Comme un parfum rémanent qui laisse planer longtemps ses effluves, il faut maintenant à nouveau s'habituer à l'oubli. A nouveau accueillir malgré soi les ténèbres. Se réapproprier l'espace infini du vacant. Du manquant. Offrir au silence son tribut quotidien. Il ne demande rien, le silence, et surtout pas votre avis : il prend son obole, et vous laisse comme vidé de votre sang. Jusqu'à son prochain passage, dans la fraction de seconde suivante.
A nouveau, retomber dans le vice du vide. Se réaccoupler avec l'ennui. Copuler avec la solitude. Et puis, feindre encore... Feindre de ne rien manquer. De ne manquer de rien. Et combler, coûte que coûte, chaque particule de vie, chaque moment saccadé du jour et de la nuit. Pour ne pas avoir à penser. Pour n'avoir pas à penser qu'il faut oublier de penser à.... Il y a pire que l'absence : la présence permanente de l'inexistence. De l'inexistant. Cet inexistant qui, comme un parfum rémanent, pénètre jusqu'aux entrailles les plus intimes. Qui s'insuffle dans le plus hermétique des interstices, sans échappatoire connue. Qui s'immisce dans le moindre pore, sans possibilité de rémission. Et qui prend toute la place. Toute la place....... Toute cette place qui aurait dû revenir, de plein droit, au plus merveilleux des sentiments inhérents au genre humain.
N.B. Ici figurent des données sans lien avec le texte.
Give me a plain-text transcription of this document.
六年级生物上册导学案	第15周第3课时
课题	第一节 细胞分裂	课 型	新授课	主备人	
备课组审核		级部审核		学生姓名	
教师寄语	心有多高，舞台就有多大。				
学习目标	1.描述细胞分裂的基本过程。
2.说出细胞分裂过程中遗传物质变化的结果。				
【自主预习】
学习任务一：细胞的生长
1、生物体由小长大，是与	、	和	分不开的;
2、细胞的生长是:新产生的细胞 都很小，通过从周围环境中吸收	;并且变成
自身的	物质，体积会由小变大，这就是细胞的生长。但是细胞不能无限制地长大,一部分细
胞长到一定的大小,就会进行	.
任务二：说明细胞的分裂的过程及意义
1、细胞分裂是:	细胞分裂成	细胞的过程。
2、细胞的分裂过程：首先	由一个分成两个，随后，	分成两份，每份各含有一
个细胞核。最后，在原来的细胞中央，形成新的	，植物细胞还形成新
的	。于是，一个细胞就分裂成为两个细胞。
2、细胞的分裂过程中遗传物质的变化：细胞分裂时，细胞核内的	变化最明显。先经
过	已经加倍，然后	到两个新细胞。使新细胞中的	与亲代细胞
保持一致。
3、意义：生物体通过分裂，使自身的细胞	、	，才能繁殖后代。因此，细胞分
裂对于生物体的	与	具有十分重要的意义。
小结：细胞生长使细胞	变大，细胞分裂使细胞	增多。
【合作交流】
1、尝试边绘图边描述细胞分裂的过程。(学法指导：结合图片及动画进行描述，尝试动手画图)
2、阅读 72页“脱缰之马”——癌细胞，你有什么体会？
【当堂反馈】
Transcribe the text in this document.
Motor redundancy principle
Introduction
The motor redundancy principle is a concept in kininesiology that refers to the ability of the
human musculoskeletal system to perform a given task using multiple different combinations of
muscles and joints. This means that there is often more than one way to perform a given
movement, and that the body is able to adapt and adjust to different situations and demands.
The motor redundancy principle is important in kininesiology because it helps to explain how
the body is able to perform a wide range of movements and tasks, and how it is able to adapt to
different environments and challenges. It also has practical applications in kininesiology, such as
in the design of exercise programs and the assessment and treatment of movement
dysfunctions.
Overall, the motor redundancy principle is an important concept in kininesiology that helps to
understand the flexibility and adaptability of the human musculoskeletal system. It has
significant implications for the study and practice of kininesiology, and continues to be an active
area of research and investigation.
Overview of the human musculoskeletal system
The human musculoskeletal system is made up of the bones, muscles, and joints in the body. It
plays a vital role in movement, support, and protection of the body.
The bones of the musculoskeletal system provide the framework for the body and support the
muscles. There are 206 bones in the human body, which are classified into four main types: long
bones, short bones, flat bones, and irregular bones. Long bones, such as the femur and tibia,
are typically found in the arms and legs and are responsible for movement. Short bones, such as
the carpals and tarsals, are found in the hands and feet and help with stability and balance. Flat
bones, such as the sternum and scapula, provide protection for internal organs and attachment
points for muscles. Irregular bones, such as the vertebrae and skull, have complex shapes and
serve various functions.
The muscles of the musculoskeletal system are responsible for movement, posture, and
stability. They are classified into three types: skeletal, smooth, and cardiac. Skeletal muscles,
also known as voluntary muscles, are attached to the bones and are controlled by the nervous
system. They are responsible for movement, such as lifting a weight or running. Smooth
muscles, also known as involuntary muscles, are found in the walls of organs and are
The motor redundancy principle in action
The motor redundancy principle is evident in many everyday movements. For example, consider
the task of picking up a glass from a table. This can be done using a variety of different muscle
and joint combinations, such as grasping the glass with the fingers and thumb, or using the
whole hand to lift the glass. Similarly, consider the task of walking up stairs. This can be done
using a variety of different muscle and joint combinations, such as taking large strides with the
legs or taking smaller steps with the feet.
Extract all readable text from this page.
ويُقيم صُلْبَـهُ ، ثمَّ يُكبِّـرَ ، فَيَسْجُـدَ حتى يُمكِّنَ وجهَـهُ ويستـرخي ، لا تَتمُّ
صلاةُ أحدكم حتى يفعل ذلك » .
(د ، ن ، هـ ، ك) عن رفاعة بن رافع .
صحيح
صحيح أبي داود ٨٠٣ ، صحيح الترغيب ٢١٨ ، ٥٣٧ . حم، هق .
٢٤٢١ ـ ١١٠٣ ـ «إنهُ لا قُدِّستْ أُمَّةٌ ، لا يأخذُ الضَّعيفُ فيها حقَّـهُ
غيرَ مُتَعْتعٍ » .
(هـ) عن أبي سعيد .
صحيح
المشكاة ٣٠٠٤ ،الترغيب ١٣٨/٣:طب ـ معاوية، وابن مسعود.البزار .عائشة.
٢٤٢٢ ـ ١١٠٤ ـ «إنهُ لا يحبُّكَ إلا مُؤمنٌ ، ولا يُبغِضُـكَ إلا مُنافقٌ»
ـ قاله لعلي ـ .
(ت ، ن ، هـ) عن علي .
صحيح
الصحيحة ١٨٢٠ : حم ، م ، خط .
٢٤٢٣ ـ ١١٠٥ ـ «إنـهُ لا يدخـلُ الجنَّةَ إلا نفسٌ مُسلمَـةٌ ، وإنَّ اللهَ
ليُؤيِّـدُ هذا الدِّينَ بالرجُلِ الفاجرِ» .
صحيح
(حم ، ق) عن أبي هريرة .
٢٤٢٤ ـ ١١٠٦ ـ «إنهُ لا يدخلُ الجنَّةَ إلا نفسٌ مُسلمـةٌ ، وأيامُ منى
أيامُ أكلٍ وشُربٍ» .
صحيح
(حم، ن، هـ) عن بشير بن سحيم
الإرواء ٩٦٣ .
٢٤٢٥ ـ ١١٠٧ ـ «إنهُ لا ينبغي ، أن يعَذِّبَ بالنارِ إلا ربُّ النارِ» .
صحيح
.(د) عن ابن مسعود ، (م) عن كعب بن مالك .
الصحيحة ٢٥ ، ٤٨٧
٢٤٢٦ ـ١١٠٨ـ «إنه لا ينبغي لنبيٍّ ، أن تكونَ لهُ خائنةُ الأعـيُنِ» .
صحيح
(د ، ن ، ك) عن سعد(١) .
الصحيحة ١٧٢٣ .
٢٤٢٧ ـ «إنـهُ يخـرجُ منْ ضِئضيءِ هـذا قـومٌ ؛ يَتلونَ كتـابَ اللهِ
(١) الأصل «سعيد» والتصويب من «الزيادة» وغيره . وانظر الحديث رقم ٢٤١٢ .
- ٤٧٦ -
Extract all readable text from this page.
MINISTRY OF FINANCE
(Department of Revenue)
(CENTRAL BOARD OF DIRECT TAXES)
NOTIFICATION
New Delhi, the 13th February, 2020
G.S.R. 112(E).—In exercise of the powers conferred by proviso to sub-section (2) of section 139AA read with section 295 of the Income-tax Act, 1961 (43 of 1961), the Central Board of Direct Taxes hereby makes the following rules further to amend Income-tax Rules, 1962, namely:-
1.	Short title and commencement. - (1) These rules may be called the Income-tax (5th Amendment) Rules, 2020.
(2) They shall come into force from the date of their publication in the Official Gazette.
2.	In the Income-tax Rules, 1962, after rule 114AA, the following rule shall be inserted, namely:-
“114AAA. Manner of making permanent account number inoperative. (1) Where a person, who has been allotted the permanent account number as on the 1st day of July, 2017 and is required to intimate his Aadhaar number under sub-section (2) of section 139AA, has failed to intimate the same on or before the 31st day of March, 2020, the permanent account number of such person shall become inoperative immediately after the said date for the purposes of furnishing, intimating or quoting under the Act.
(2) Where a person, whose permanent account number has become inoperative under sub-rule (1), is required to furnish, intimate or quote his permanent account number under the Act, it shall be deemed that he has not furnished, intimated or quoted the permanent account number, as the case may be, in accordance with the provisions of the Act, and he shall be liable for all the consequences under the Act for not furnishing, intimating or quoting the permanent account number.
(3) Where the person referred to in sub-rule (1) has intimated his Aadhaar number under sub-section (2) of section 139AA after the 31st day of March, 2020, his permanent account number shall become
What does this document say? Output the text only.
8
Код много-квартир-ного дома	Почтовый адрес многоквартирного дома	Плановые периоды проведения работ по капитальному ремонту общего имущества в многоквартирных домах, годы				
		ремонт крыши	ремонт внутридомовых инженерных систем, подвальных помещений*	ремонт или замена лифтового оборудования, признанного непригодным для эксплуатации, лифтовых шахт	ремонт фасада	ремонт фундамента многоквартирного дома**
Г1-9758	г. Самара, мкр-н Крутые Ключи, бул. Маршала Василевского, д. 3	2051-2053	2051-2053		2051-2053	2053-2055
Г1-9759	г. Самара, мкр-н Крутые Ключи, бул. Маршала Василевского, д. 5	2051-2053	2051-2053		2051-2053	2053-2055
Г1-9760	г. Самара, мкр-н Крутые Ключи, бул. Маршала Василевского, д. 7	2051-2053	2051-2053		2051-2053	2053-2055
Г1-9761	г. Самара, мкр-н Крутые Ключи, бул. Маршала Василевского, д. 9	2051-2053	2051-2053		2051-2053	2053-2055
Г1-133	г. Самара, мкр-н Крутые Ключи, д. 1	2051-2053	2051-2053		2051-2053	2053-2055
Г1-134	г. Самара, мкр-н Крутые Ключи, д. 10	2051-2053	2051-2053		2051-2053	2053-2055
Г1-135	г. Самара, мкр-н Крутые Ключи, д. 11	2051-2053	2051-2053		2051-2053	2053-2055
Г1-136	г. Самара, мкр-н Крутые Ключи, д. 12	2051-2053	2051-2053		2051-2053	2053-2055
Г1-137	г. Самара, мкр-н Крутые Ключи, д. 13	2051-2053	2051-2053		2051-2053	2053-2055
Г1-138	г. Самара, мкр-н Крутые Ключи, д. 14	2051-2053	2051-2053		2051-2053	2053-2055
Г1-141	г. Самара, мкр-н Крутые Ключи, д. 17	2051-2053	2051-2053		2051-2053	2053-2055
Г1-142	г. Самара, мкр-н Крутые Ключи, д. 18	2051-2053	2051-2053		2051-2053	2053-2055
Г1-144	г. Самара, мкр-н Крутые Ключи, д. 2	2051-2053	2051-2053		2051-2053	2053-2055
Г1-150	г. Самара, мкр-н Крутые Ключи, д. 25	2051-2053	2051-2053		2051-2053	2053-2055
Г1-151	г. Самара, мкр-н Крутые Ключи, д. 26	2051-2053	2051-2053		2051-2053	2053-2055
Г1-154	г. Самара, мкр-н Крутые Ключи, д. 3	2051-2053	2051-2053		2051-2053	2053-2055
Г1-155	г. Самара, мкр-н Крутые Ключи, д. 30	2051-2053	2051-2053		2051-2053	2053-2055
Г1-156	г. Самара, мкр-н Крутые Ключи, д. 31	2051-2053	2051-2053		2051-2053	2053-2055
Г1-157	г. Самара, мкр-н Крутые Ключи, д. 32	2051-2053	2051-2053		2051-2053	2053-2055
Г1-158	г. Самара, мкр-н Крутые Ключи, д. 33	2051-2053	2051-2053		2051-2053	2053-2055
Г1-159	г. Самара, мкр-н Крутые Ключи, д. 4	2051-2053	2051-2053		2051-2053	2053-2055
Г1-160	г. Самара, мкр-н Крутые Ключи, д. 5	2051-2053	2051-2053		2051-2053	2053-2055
Rien ne nourrit mieux l'absence que la conscience du néant total, qu'il implique et qu'il provoque. Qu'elle réplique et qu'elle invoque.
Le corps est ici, et l'esprit là.
L'empreinte est ainsi, et le coeur las.
L'abandon, ce parfum rémanent de l'oubli. L'empreinte du silence. Et la haine de soi comme seul refuge.Malgré soi. L'amour d'Autrui ne suffira pas : quelquechose s'est brisé. Quelquechose qui ne se répare pas. Trop souvent rapiécé, cette fois il est à jamais rompu, vidé, éviscéré. Toujours malgré soi...
L'empreinte de Personne. L'emprise indélébile de l'Absence. Une mort qui ne dit pas son nom : il n'y a plus rien à aimer. Et toujours, malgré soi.